AI-Generated Papers at Conferences: How Are Organizers Responding?

June 11, 2026  ·  7 min read

Generative AI has changed academic writing permanently. By the most conservative estimates, a significant minority of papers submitted to major conferences in 2024 and 2025 were written with substantial LLM assistance. By 2026, that figure has grown — and conference organisers are navigating a policy landscape that did not exist three years ago.

The Scale of the Problem (and Why "Problem" Is Contested)

Major conferences including NeurIPS, ICML, and ACL have publicly noted reviewing irregular patterns in submissions consistent with LLM-generated text. These include unusual uniformity of style across submissions, formulaic structure, and responses to reviewer feedback that do not engage substantively with the technical critique.

However, the research community is genuinely divided on where to draw the line:

  • Using LLMs to improve grammar and clarity in a paper where the ideas, experiments, and analysis are the author's own: widely considered acceptable
  • Using LLMs to generate literature review summaries: contested — some say it introduces hallucinated citations; others see it as a more efficient form of an existing practice (copying from existing surveys)
  • Using LLMs to generate experiment descriptions or results interpretations: widely considered unacceptable — this is the area that most directly falsifies the research record
  • Submitting a paper that is substantially generated by an LLM with minimal intellectual contribution from the named authors: almost universally condemned as a form of academic misconduct

Current Policy Landscape

Conference policies have evolved rapidly. The current spectrum includes:

  • Prohibition on LLM authorship, not LLM use: The most common policy position, modelled on NeurIPS 2023's pioneering statement. LLMs cannot be named as authors. Use of LLMs for writing assistance must be disclosed. This does not ban LLM-assisted writing; it bans undisclosed LLM authorship.
  • Mandatory disclosure: Many venues now require a checkbox at submission indicating whether generative AI tools were used, and a brief description of how. This creates a disclosure norm without banning use.
  • AI-use policy on review portals: EasyChair, OpenReview, and other submission systems have added AI use disclosure fields at both the submission and review stages — reviewers are increasingly asked to confirm they have not used LLMs to write their reviews.

Detection: What Works and What Does Not

AI detection tools (Turnitin AI, GPTZero, and others) are widely deployed in universities for student work — and widely acknowledged to have significant false positive rates, particularly for non-native English speakers whose writing patterns can resemble LLM output.
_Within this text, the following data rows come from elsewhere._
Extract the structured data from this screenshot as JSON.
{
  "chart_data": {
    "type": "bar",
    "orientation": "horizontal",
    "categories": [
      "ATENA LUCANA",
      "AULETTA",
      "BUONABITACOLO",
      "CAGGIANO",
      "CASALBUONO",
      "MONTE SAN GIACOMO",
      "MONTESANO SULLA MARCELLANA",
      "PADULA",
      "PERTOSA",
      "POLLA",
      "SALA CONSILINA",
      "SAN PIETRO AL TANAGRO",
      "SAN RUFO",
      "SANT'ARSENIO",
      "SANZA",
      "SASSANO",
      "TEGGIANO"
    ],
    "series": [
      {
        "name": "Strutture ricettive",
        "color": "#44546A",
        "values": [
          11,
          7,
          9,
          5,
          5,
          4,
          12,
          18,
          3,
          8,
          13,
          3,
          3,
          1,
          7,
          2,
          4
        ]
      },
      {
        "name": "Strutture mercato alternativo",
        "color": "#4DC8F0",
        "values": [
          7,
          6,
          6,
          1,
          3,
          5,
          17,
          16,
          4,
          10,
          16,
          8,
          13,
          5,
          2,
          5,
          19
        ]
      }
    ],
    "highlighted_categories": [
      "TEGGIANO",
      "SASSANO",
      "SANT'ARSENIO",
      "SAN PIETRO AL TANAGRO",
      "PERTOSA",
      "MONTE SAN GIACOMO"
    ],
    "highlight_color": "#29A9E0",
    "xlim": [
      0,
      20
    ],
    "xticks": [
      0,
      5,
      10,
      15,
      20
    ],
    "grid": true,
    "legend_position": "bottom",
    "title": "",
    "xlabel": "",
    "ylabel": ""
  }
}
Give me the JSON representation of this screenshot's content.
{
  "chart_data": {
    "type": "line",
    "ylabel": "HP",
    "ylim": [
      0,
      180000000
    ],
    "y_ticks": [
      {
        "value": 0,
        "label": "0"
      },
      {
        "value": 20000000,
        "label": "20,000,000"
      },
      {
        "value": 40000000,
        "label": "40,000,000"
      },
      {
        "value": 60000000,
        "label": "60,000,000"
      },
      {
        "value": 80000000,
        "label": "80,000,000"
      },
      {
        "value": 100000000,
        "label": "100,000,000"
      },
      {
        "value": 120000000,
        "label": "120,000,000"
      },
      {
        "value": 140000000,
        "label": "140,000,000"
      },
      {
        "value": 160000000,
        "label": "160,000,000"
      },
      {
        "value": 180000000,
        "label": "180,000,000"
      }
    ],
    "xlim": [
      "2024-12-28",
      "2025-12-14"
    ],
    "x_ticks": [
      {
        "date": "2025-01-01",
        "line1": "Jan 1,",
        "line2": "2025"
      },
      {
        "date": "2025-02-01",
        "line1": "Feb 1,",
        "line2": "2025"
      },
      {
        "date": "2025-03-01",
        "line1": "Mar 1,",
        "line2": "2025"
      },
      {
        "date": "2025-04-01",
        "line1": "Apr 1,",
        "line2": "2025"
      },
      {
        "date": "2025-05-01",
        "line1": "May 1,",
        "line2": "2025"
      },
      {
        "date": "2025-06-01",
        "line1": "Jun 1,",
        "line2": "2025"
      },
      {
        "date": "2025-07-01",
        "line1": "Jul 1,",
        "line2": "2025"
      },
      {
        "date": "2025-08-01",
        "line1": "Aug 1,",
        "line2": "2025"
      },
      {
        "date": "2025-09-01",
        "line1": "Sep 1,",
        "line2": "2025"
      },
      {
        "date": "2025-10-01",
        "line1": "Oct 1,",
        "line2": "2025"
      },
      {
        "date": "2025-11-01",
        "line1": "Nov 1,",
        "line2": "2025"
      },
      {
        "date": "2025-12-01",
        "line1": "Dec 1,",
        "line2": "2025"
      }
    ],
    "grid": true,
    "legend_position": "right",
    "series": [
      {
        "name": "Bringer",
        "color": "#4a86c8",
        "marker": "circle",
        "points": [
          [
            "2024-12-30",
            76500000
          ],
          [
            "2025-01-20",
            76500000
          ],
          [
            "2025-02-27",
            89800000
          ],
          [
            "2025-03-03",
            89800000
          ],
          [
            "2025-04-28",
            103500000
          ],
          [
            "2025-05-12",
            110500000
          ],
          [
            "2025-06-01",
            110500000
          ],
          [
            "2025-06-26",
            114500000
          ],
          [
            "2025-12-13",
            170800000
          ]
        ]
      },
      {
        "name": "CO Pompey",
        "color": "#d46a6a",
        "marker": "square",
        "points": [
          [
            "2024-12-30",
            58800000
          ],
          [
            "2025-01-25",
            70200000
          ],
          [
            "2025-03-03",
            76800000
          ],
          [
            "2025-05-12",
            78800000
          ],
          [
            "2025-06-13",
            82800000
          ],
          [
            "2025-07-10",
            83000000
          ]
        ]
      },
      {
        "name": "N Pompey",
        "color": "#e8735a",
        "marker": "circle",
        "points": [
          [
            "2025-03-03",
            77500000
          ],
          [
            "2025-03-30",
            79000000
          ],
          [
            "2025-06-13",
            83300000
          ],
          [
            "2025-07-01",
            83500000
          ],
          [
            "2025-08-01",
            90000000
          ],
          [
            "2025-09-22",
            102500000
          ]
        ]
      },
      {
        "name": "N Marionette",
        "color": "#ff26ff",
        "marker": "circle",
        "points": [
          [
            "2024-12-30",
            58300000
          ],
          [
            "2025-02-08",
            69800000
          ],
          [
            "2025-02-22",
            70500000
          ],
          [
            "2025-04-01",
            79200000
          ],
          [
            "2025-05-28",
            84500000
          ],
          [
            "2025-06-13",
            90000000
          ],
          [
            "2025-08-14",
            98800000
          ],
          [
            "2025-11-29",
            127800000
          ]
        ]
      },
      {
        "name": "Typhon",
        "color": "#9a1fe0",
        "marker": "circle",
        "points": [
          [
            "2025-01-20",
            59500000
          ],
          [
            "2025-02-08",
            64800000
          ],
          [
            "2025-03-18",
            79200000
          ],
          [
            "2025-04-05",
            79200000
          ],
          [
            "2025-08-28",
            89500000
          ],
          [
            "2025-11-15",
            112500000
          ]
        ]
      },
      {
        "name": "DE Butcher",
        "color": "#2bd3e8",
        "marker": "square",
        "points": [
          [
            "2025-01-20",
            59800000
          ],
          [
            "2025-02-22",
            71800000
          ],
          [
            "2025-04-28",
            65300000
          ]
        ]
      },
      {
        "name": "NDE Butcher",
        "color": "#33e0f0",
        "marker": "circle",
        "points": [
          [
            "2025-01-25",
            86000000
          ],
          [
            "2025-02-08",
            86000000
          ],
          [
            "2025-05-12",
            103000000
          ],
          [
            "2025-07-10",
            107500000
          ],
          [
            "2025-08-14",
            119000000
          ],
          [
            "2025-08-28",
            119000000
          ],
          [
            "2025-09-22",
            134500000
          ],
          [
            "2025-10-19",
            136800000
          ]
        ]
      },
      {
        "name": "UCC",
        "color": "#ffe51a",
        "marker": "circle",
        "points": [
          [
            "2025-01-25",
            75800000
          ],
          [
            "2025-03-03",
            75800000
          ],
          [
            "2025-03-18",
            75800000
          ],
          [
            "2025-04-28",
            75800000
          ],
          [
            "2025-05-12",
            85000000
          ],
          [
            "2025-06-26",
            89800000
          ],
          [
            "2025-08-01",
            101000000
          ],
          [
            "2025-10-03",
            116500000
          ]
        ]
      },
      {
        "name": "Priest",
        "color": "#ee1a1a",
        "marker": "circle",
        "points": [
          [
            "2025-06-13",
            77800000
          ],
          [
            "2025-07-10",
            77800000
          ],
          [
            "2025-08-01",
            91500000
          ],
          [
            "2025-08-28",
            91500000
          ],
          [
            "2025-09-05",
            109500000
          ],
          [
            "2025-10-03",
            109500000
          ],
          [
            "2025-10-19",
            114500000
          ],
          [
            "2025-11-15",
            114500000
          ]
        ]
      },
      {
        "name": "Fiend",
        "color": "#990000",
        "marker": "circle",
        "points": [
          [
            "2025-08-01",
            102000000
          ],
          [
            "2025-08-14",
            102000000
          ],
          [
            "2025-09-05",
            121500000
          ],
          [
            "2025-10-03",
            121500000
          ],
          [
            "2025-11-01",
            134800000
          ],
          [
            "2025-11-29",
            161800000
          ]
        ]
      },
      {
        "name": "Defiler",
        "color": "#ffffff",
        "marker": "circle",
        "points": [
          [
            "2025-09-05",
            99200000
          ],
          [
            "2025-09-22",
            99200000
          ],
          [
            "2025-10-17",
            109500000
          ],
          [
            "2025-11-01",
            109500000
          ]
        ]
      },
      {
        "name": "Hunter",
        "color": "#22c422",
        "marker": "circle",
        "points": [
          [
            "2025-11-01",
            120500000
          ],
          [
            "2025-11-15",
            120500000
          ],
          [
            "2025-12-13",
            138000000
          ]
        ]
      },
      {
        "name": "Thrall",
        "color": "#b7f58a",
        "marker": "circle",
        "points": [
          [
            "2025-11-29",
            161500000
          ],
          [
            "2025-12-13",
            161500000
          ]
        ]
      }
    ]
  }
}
Most conference organisers do not rely on automated detection for this reason.

What programme chairs actually rely on:

  • Reviewer signal: Experienced reviewers in a field notice when a paper lacks the texture of genuine expertise — vague methods sections, results that do not parse on careful reading, references that exist but do not say what the paper claims they say
  • Rebuttal quality: A paper written by an LLM with minimal author understanding typically produces a weak rebuttal that cannot engage with specific technical objections — this is a strong signal
  • Cross-submission patterns: Papers that appear to share structural elements across a batch of submissions from related accounts are flagged for human review

The Reviewing Crisis Underneath the AI Problem

A less-discussed issue is AI use in reviewing rather than writing. With paper submission volumes at major conferences growing 20–30% annually, reviewers are under unprecedented pressure. There is strong evidence that LLMs are being used to generate first-draft reviews at significant scale. This is considered a serious breach of reviewer responsibility at most venues, because it violates the expectation of expert human judgment that the peer review system rests on.

Conferences including ICLR 2025 ran experiments comparing the distribution of review language to LLM-generated text and found statistically significant signals of AI-assisted reviewing at rates that concerned the programme chairs publicly.

Where Organizers Are Settling

Pragmatically, the 2026 consensus is converging around a few principles:

  • Disclosure is mandatory, prohibition is limited to authorship fraud and undisclosed use
  • Responsibility for accuracy rests with the human authors regardless of what tools they used
  • Reviewers who delegate their reviews to LLMs risk removal from the programme committee and may be publicly named
  • Journals and conferences are developing shared infrastructure for tracking disclosed AI use across the research record

What This Means for Authors

Use AI tools transparently. If you used Claude, ChatGPT, or another LLM to help write sections of your paper, disclose it in your submission according to the venue's stated policy. The risk of undisclosed use — which is increasingly detectable and treated as a form of academic misconduct — far outweighs the reputational cost of transparent disclosure.

The research record is a long-run reputation system. Papers that are later found to have been generated without genuine intellectual contribution damage the author's reputation in ways that outlast the paper itself.